With respect to the aforementioned reasons, geometrical factor (such as size and shape) is one of the crucial factors that can be used in tailoring the physical and chemical properties, which will strictly-govern the optical characteristics. For few decades, researchers have been working actively in fine-tuning the optical characteristic of ZnO nanostructures by exploring various types of efficient synthetic schemes in producing ZnO nanostructures with a controlled size and shape. Among these include physical method synthesis in the controlled growth of advanced nanostructures ranged from 0-D [11], 1-D [12], [13], 2-D [5], [14] and even up to 3-D [15], [16]. In conjunction with this, wet chemistry synthesis through nonhydrolytic colloidal approach also provides a facile yet reproducible route in synthesizing nanostructures that are highly monodispersed in size as well as possesses well-defined shape.
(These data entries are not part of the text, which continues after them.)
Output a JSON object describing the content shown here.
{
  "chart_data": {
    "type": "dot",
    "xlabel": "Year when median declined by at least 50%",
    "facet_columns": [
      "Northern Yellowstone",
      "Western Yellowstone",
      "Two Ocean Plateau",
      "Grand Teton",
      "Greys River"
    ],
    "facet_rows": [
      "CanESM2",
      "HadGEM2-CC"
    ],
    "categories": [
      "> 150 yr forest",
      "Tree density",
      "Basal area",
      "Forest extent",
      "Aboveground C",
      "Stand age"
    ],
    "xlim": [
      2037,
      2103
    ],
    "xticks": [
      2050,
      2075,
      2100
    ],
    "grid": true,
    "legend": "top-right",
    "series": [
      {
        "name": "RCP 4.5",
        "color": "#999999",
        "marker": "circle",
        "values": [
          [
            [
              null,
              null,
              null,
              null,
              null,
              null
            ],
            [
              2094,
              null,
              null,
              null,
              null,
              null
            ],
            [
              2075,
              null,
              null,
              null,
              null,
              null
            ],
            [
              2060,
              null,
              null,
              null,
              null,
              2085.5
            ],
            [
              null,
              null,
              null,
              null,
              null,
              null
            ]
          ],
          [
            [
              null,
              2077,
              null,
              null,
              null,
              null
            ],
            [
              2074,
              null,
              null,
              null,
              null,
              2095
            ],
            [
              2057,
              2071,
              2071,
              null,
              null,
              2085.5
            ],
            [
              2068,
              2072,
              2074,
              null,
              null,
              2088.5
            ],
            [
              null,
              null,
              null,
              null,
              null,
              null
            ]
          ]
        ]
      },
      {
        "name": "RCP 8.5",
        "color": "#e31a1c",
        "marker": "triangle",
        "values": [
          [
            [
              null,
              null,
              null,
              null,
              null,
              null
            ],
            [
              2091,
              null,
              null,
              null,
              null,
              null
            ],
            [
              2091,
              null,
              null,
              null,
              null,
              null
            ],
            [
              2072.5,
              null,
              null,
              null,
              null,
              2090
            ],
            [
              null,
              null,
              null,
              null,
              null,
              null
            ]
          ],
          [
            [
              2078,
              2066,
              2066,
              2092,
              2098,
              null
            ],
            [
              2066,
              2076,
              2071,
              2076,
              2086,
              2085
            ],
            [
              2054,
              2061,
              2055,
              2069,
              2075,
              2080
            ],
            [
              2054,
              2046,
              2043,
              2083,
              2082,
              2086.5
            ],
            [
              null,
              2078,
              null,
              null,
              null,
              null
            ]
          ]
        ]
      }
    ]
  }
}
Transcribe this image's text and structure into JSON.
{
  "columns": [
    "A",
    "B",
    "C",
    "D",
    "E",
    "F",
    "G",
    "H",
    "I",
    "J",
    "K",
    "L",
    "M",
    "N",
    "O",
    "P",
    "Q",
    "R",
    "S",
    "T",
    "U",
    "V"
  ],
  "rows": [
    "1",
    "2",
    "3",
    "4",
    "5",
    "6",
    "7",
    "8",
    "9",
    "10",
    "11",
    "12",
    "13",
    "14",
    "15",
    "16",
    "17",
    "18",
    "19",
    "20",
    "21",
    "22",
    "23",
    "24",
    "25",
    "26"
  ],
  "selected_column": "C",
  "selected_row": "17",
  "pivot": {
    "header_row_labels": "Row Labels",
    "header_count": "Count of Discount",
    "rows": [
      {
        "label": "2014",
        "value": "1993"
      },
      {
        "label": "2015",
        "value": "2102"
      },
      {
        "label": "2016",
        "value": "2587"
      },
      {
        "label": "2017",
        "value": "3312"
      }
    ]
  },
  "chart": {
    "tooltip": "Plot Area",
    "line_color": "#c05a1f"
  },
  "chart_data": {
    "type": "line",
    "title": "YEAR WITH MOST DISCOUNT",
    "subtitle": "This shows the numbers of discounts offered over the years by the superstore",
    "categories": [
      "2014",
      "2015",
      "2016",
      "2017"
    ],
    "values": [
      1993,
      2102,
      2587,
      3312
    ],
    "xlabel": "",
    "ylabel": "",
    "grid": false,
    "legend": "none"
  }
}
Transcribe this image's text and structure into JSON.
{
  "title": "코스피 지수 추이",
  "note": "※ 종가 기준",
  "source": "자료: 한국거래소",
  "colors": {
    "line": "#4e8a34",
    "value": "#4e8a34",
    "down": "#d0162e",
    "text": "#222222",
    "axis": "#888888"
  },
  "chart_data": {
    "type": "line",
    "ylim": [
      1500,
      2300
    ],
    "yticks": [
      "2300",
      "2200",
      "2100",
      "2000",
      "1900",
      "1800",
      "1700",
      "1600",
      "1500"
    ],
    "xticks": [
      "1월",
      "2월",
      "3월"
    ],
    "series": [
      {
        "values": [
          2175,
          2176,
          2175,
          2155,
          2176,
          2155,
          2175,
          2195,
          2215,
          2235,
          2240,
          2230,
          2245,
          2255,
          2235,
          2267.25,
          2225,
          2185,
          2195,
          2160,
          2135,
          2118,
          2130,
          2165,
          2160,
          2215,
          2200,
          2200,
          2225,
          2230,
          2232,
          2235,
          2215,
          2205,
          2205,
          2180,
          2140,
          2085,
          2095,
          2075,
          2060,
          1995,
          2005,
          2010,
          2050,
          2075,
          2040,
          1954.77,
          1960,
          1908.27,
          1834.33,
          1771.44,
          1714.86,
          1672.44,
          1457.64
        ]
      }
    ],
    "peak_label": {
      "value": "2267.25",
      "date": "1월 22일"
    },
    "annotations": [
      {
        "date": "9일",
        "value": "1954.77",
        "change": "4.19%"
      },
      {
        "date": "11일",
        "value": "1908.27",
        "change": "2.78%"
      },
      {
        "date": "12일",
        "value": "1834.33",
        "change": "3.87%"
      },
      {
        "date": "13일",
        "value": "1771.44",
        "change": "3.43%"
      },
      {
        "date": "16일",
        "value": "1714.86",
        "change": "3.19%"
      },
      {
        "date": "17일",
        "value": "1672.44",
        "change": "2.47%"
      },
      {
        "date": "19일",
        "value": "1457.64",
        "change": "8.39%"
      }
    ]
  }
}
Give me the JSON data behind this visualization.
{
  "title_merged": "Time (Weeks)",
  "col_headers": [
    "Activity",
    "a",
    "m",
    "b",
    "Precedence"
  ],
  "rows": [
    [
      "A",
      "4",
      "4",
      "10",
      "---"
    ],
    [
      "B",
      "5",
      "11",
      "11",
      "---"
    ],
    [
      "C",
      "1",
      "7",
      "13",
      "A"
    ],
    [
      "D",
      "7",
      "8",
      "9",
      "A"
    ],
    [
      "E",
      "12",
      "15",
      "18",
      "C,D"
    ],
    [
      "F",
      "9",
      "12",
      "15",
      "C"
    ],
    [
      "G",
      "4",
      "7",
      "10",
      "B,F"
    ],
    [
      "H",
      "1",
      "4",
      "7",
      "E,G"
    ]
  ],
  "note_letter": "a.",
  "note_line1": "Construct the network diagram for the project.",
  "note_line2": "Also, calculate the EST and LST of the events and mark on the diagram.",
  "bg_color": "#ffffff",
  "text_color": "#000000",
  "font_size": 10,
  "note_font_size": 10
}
This offers a merit for the as-produced nanostructures to be easily dispersed in either organic or aqueous media for variety applications such as organic-based LED applications [17] or biological labelling [18]. Generally, the synthesis via nonhydrolytic colloidal approach is particularly suitable for oxide-based nanomaterial preparation, where it is realized by pyrolysis of molecular precursor (in the form of organometallic compounds) and it offers an effective route for the precisely-controlled nanostructures with advanced nano-architecture. Under finite induction period with sufficient supplying of the heat, the as-obtained nanostructures could own excellent crystallinity and uniformity in terms of both size and shapes. Moreover, both isotropic and anisotropic products can easily be obtained by manipulating the growth parameters such as choice of the molecular precursor and capping ligands, the reaction duration and growth temperature [19].

Hereby, for the first time, we successfully use zinc-stearate (Zn(C₁₈H₃₅O₂)₂), an environmentally benign metal-soap precursor for the controlled-synthesis of 3-D ZnO nanospikes. Current study demonstrates a single step nonhydrolytic reaction instead of multiple step synthesis in the producing of truly 3-D ZnO nanostructures as compared to earlier reports [20], [21]. Systematic characterization on the as-synthesized ZnO nanospikes has been carried out to probe its structural- and optical-property. The nanospikes exhibit branched topology with good crystallinity, in which bundle of nanorods that sprout radially outwards in three-dimensional space to form spiky nanostructure. The possible growth mechanism is deduced based on the microscopy results. Moreover, the optical measurement indicates the absorption onset of nanospikes is red shifted; while its PL spectra reveal a weak UV-light emission but strong visible-light emission (ranged from green up to red region). The possible reasons accounted for these emissions are also discussed.